Он говорит так спокойно, с едва заметной усмешкой в глазах. И, как ледяная черная волна, меня захлестывает внезапная мысль — вдруг он не знает о своей смерти?…

И я отвечаю, как было когда-то:

«Да так, не спится».

Мы молча смотрим друг другу в глаза. А в следующий миг, шагнув ко мне, он обнимает меня — крепко, до боли, как прежде. И, судорожно прильнув к нему, боясь отпустить его хоть на миг, я чувствую на губах его поцелуй, и дыхание наше становится единым, и в счастливом прозрении я понимаю, что если он может обнять меня так, это значит, что смерти нет.

Нас окружает тьма. Но, будто сквозь кровлю атриума, льется из нее туманный луч, и словно на дне светлого колодца стоим мы двое.

«Моя красавица»…

«Родной мой.

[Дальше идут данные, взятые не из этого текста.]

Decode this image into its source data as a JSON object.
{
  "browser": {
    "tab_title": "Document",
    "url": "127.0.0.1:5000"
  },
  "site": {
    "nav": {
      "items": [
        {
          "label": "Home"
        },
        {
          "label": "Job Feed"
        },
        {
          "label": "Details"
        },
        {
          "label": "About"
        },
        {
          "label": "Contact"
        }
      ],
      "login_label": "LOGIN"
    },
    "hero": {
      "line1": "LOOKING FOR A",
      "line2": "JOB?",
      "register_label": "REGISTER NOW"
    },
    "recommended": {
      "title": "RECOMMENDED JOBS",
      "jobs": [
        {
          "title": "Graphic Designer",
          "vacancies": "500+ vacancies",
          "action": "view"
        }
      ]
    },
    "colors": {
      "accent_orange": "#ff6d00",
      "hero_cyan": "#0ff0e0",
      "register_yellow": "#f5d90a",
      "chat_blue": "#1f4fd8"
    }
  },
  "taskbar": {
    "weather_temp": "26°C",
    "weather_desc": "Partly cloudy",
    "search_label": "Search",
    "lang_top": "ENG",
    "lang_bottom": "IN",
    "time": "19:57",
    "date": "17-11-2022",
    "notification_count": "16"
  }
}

Родной».

Перебирая его волосы, я смотрю ему в глаза, и, припав губами к пульсирующей ямке под шеей, слышу его дыхание, и, склонив голову ему на грудь, слышу, как бьется его сердце. Ну конечно, он жив. Разве он мог умереть?

Или это я пришла туда, к нему?

А разве это так важно? Главное, что мы снова вместе…

«Ну конечно, я жив для тебя». — Он усмехается одними глазами, будто прочитав мои мысли. — «Ведь ты помнишь меня таким».

Мне не совсем ясно, о чем он говорит. Но и не хочется размышлять об этом.

Смерти нет, и время исчезло. А когда-то я всерьез думала, что они могут нас разлучить… Да было ли это вообще? Была ли та глупая девчонка, которая смела так думать?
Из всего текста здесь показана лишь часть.